La Tunisia è costruita su basi economiche estremamente fragili. Dipende fortemente dalle assunzioni nel settore pubblico e da finanziamenti esteri essendo priva di assi strategici interni. Risorse come il turismo invece, un settore che tende a privilegiare certe zone costiere senza avere ricadute per tutto il paese, non ha garantito nel corso degli anni un miglioramento delle condizioni economiche e sociali della popolazione.

Il 2023 ha presentato il conto per tutta una serie di problemi strutturali storici e da qualche settimana il dossier tunisino è finito sui tavoli delle più importanti cancellerie europee, alla luce anche di un aumento delle partenze verso Lampedusa. A margine della riunione dei ministri degli affari esteri dell’Unione europea di lunedì 20 marzo, il capo della diplomazia Ue Josep Borrell ha sintetizzato i timori della sponda nord del Mediterraneo: «Se la Tunisia affonda, c’è il rischio che i flussi migratori aumentino e la possibilità di ulteriori instabilità nella regione. Bruxelles non può aiutare un paese incapace di firmare un accordo con il Fondo monetario internazionale (Fmi). Il presidente della Repubblica Kais Saied deve portare a termine questa trattative, altrimenti la situazione sarà molto grave per la Tunisia». Queste parole si rifanno al possibile prestito da 1,9 miliardi di dollari a favore di Tunisi che fatica a chiudersi per le poche garanzie che il piccolo Stato nordafricano offre in questo momento e che si traducono in un tasso di inflazione del 10 per cento, un debito pubblico che sfiora il 100 per cento del Pil e un tasso di disoccupazione stabile al 15 per cento.

Diversi analisti hanno stimato in sei mesi, massimo nove, il fallimento economico della Tunisia.
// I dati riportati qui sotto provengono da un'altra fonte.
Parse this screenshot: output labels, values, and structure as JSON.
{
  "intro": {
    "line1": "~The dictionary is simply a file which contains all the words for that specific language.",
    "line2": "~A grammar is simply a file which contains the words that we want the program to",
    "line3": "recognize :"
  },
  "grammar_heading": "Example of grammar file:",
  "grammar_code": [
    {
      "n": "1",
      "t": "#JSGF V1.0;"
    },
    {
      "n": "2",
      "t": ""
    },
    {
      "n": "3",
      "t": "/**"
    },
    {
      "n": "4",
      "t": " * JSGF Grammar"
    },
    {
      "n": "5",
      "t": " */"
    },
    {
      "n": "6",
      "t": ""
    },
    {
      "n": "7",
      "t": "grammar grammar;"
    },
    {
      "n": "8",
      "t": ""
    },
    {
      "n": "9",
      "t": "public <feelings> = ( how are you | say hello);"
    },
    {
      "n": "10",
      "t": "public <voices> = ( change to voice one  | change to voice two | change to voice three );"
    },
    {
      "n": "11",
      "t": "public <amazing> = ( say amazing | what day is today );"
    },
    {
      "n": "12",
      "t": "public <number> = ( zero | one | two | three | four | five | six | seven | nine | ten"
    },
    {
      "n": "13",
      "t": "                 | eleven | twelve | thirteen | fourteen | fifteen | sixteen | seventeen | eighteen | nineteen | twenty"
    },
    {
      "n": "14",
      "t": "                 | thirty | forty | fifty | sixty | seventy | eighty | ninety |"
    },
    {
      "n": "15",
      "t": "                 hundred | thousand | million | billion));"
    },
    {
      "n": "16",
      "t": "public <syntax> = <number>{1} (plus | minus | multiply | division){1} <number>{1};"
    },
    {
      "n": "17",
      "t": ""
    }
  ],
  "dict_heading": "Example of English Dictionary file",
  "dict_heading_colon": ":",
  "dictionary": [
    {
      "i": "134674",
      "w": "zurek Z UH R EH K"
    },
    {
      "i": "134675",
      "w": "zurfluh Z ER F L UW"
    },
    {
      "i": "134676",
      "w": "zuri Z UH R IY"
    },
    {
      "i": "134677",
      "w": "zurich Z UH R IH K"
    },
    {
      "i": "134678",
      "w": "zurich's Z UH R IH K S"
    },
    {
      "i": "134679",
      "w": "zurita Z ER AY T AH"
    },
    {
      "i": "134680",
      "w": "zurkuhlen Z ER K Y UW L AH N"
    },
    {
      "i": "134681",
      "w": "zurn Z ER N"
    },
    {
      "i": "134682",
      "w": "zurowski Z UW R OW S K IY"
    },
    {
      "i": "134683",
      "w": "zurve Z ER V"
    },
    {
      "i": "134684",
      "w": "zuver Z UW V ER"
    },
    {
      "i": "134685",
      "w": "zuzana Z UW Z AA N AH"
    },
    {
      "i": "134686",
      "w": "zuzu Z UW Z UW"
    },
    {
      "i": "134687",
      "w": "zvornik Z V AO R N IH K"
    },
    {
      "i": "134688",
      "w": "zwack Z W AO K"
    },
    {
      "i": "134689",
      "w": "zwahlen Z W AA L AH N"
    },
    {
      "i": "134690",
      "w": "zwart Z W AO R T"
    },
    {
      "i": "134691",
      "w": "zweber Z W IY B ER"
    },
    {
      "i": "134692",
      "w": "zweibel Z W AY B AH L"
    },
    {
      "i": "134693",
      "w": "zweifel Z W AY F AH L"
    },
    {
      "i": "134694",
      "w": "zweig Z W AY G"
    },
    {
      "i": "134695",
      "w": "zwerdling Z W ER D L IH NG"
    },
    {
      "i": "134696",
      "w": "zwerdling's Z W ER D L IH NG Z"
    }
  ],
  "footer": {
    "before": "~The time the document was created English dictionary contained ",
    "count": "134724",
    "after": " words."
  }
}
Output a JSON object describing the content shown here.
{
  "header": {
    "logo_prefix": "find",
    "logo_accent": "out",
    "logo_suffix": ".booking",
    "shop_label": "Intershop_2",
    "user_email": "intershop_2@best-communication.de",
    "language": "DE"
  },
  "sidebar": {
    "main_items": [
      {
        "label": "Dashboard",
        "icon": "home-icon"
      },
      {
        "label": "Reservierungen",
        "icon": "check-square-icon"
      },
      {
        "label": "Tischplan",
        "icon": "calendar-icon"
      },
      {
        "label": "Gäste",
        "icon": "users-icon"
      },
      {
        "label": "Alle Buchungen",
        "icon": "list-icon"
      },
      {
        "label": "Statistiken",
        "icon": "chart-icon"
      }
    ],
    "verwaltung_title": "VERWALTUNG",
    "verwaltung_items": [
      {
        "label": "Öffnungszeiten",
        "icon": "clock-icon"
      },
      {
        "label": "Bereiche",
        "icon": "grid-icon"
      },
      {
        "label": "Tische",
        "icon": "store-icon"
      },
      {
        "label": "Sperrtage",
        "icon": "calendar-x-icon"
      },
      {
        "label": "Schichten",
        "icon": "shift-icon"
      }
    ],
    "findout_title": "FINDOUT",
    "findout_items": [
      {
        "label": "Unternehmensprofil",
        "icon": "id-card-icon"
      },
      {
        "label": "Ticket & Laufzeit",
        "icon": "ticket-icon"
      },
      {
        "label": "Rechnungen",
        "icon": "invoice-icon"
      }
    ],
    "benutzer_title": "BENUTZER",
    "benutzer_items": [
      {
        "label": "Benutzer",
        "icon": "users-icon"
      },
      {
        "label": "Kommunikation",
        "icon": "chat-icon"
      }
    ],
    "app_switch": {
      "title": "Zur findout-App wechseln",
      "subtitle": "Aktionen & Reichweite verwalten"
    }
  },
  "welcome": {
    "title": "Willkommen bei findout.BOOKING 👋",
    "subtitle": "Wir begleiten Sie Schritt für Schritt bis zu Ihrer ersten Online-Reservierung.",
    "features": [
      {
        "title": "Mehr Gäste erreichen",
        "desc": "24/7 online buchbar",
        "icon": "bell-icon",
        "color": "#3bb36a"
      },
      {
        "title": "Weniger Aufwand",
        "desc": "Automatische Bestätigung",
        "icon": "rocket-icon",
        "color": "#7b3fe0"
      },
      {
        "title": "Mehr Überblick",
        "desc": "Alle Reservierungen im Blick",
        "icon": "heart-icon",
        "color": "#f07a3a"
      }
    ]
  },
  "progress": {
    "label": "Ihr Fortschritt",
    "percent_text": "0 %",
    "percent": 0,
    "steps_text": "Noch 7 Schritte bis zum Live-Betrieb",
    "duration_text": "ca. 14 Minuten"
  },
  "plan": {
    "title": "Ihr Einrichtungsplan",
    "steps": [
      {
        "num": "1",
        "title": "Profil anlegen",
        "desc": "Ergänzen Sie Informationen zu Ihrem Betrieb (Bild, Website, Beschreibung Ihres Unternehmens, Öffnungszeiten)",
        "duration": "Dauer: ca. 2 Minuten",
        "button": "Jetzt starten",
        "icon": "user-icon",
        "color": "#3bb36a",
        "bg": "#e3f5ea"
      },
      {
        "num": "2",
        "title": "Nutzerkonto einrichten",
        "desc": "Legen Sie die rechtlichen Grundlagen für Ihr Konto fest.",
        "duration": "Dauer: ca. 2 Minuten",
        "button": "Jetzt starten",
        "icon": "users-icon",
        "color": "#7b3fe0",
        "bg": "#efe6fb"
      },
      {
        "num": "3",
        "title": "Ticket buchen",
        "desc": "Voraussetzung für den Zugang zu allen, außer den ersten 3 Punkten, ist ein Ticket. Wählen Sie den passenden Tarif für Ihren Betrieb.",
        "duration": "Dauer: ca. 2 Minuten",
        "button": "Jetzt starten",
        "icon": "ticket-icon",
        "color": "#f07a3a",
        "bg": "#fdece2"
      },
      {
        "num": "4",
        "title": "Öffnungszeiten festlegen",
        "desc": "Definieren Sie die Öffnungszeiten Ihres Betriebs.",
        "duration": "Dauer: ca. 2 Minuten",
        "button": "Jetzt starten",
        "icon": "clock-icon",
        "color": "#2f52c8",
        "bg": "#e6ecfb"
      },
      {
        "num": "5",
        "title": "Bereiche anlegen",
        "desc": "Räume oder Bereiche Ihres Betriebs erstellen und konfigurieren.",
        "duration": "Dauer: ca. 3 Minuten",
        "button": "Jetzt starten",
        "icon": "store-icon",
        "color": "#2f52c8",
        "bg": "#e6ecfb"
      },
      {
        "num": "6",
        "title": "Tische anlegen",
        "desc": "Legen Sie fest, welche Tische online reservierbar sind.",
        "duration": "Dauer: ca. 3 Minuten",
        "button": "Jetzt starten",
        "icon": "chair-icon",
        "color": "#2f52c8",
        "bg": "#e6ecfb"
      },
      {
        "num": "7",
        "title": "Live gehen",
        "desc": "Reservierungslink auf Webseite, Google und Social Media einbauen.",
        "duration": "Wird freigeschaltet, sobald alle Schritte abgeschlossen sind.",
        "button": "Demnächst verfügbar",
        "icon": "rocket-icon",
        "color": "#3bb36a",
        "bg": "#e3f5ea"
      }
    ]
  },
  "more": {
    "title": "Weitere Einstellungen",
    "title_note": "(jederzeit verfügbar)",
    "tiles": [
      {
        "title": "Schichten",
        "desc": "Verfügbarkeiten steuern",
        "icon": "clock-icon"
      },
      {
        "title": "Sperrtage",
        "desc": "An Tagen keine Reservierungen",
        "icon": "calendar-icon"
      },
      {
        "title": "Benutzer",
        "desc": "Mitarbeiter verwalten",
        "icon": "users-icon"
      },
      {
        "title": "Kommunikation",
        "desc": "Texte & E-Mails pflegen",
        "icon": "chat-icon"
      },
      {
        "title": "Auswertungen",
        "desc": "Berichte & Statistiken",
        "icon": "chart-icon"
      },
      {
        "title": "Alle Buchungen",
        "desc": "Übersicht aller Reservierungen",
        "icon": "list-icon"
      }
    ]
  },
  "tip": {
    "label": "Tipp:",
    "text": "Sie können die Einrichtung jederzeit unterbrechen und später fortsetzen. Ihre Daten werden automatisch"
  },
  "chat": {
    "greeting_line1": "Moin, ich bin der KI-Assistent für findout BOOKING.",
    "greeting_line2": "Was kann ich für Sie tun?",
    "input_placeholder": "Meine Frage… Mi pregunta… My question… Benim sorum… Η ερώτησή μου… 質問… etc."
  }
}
Una possibilità che potrebbe aprire a scenari mai visti. Timori e inquietudini che vedono nell’Italia uno spettatore particolarmente interessato. In prima linea, a spingere per la chiusura di nuovi accordi economici e continue strette sul lato della migrazione, ci sono il ministro degli esteri Antonio Tajani e quello degli interni Matteo Piantedosi. «Gli aiuti servono a garantire la stabilità, mi auguro che il Fondo monetario trovi un accordo con il presidente tunisino, l’Italia sta facendo la sua parte. Non è sempre facile ma è interesse generale che ci sia stabilità in un paese chiave per il Nord Africa e vicino a noi. Faremo di tutto perché arrivino i finanziamenti e che si facciano le riforme, essenziali per gli aiuti», sono state le dichiarazioni di Tajani a seguito dell’incontro europeo di lunedì scorso. Al netto che già oggi l’Italia è il primo partner commerciale della Tunisia, il responsabile della Farnesina ha anche parlato di un finanziamento da 110 milioni di euro per le piccole e medie imprese tunisine attraverso l’Agenzia italiana per la cooperazione e lo sviluppo (Aics).

Sul fronte della migrazione, Matteo Piantedosi negli ultimi due mesi ha rilanciato più volte il dialogo con il suo omologo Taoufik Charfeddine. Prima con una visita di Stato nel gennaio scorso, dopo diversi colloqui telefonici. L’ultimo in ordine di tempo risale a quasi una settimana fa per confermare la cooperazione in tema di sicurezza e controllo delle frontiere. Tuttavia, in un paese particolarmente esposto a fragilità e scossoni interni, le cose possono cambiare velocemente. È così che nella serata di venerdì 17 marzo il ministro degli interni si è dimesso, ufficialmente per ragioni personali, ed è stato sostituito dal prefetto di Tunisi Kamel Feki, chiamato a sua volta a riprendere i proficui dialoghi con la sua controparte italiana.